We started off our Waypoint Adventure by gathering in the Access Classroom. We wrote our names on name tags. I talked with all the students there as I knew all of them, while Emma talked to a few students to get to know them better. And the other students
outside of the Access classroom waited aside, as they were still warming up to the group. Nonetheless, the first activities started not outside, but instead, right within the classroom.
We all made a huge group circle that allowed everyone to come together and get to know one another. We went around and all said our names, grades, an activity we enjoyed doing in our free time, and a warm-up stretch (which everyone did). The fact that there was a sheet filled with
images of warmups and fun facts was greatly appreciated by everyone there, because no one likes being put on the spot.
The hike itself involved partnering up with someone that you did not previously know. But if you knew the person, it didn’t hurt to get to know them better! This was probably me and Khushi’s favorite part! My partners and I tried to find certain types of trees that the Waypoint staff challenged us to look for. One that Khushi and I specifically remember was the white pine tree, as it
had the most recognizable scent. The most difficult part was reading a map, but it was one of many life skills we all learned. At first, it was confusing, but everyone learned the tips and tricks on how to read it. When we weren’t looking at the map or talking with our partners, we were busy collecting colored leaves as one of our activities. Everyone was on the lookout for shades of red, orange, yellow, and green. If one group found a color that was not theirs but someone else’s, they did not hesitate to give it to them. In the group we were in, we were challenged to collect purple items found in nature, for example. This was quite difficult, but enjoyable as everyone was trying so hard to find purple! Towards the end of the hike, we created a mandala with all of the different colored leaves we collected. The mandala was not only beautiful to look at but was also tangible evidence of the group’s collaboration.

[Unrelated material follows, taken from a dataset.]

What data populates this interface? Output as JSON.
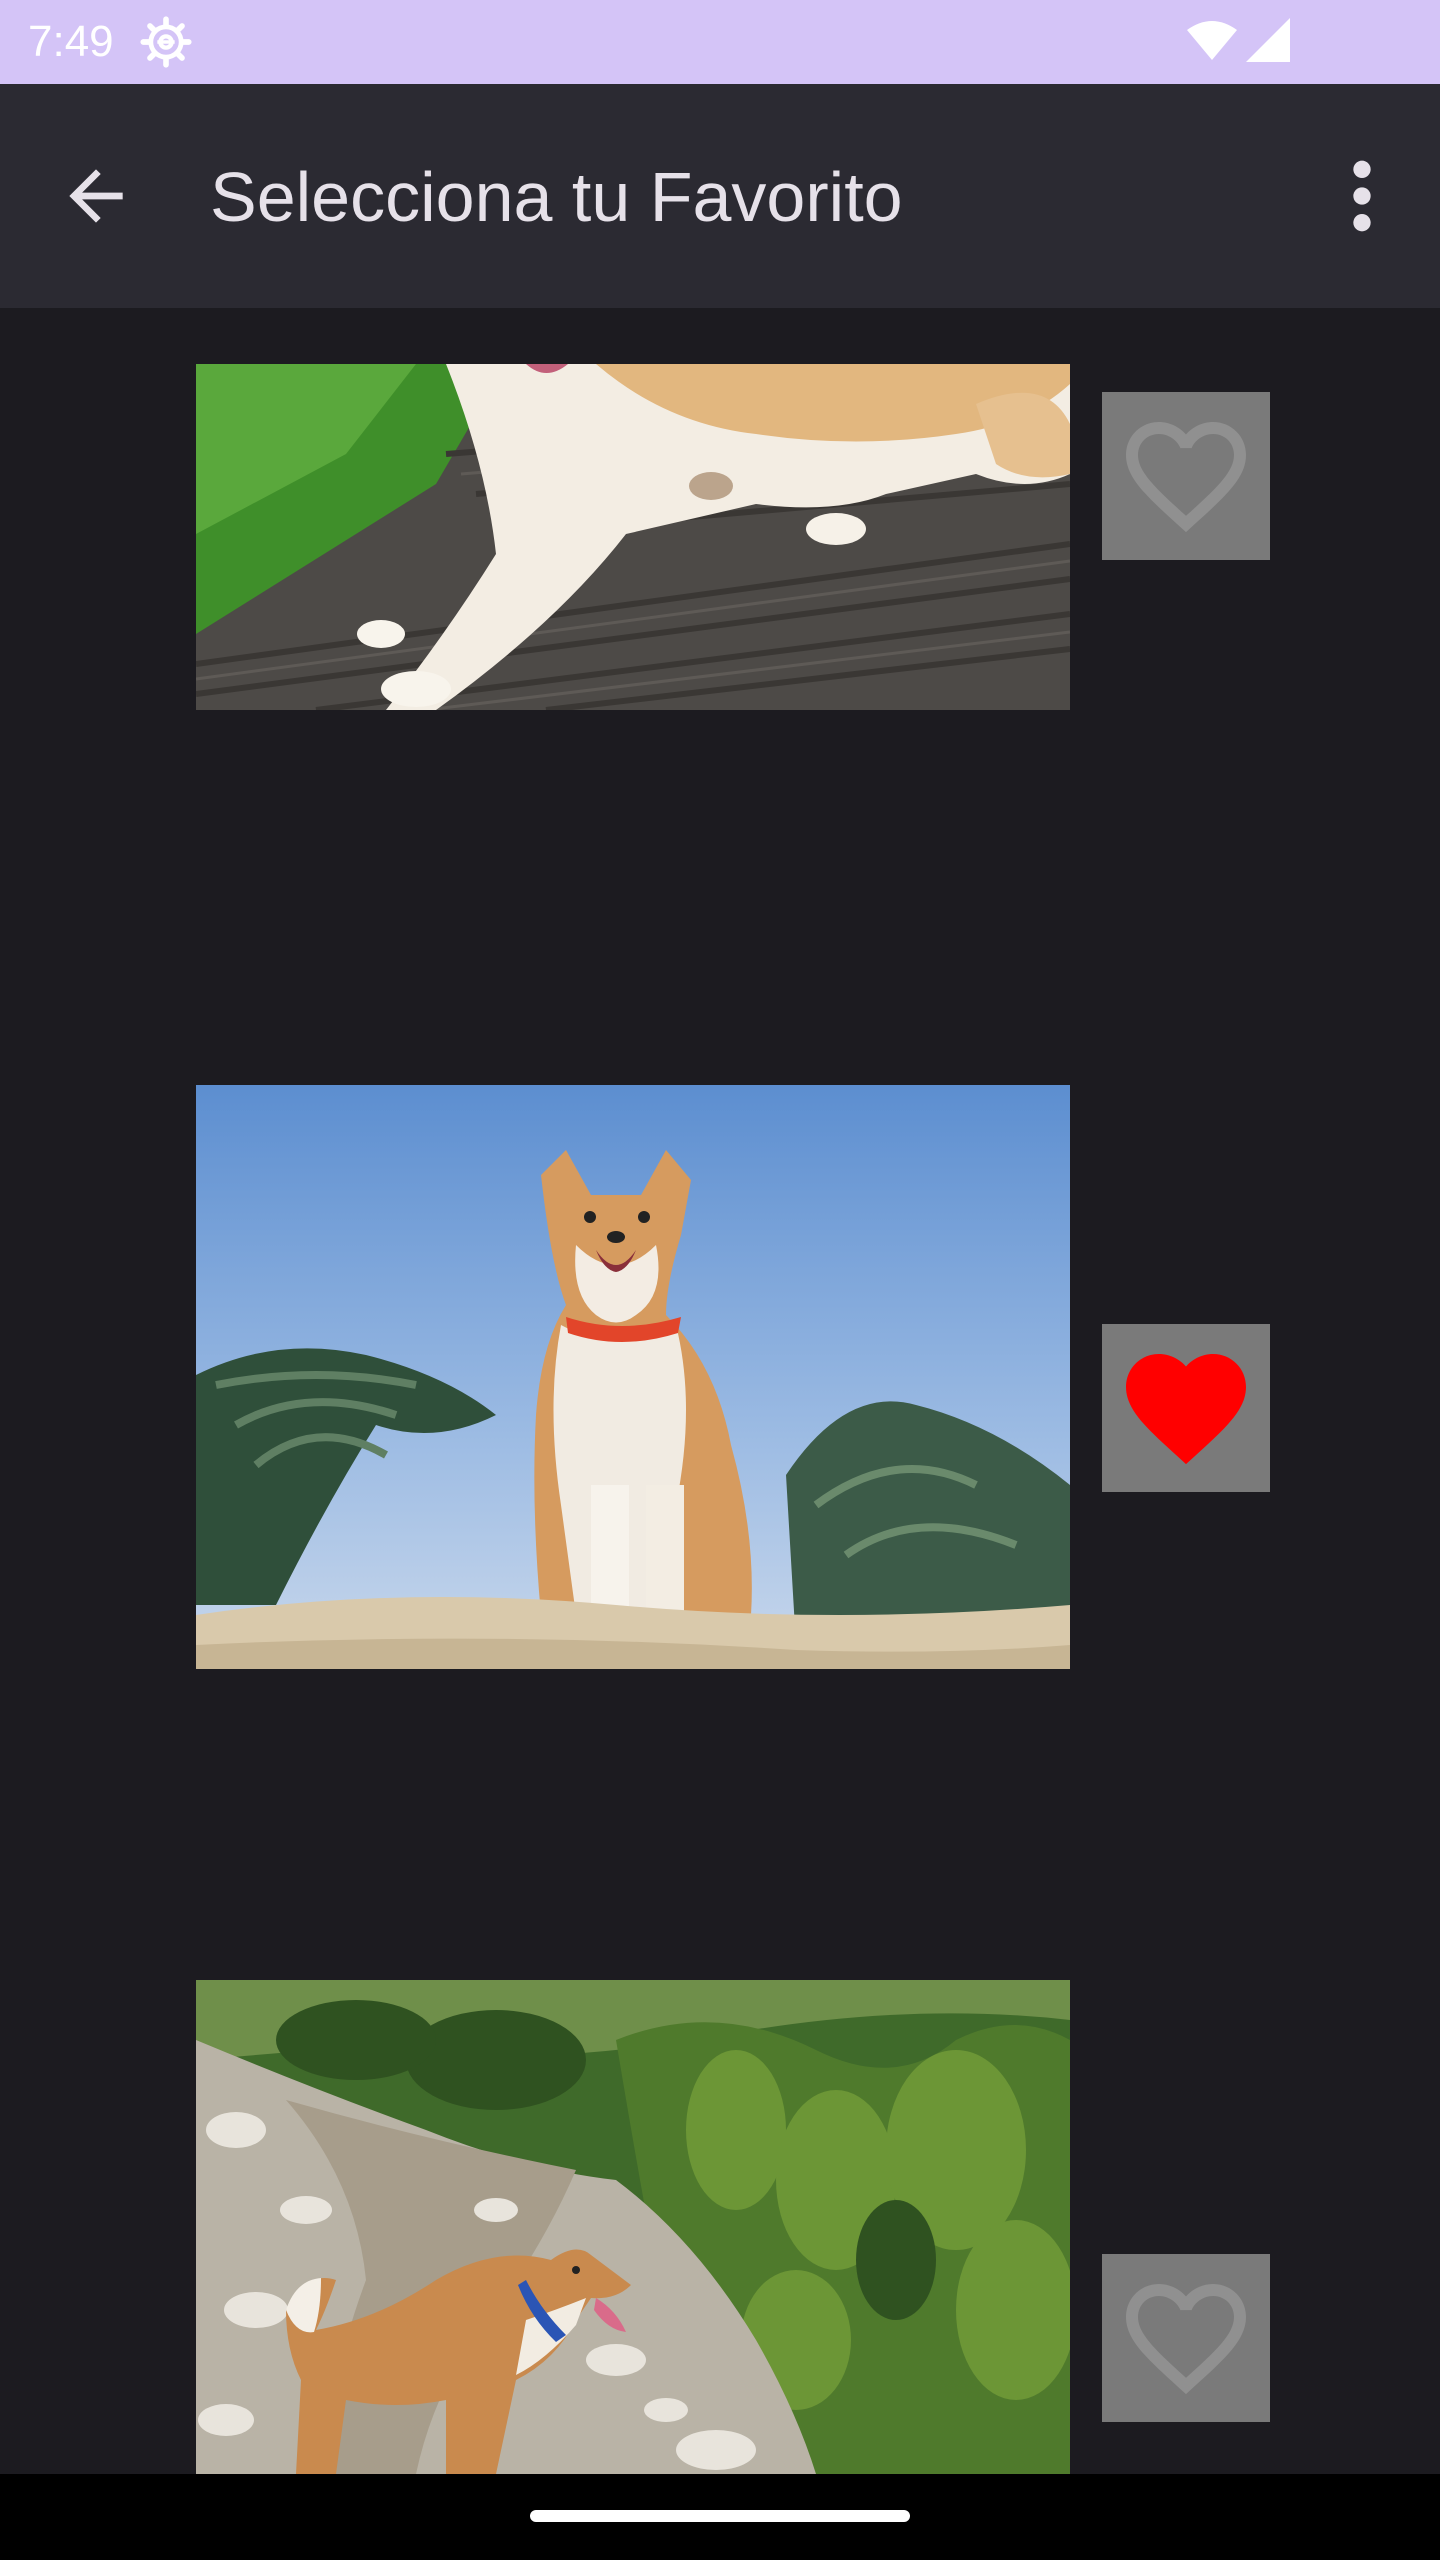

Throughout all of the activities, every single one of us felt a sense of belonging. The Waypoint staff encouraged the ideas of teamwork, support, and encouragement so much throughout the trip. Whether it was lending a hand when walking through a rocky section, communicating that there was slippery mud to the people behind you, or cheering each other on, everyone felt a sense of community that is uncommon to find on a day-to-day basis. This experience also allowed us to make new friends and connect over little things like shared favorite foods, colors, and topics of interest. On a more serious note, we know this allowed many of the students to break past some of the general perceptions about people with disabilities. For example, there is an inaccurate idea that one has to speak slower or more simply, but this is not true at all! No one should have to change anything about themself to fit in with others. Everyone acted as themselves, and didn’t let the other students’ ability get in the way of connecting. Instead, this allowed all the students to create friendships and understand one another, more than they ever could before.
We know that all the participants, including ourselves, might have only thought of the Waypoint activities as fun and a way to get to know new things about each other. But as we wrote this article, we realized that it taught us many life skills in disguise: understanding one
another, reading a map, learning how to communicate, being yourself, and asking for help were some of the lessons of the day. Now, whenever we see the friends we made, none of us hesitate to say hi and start talking about the day!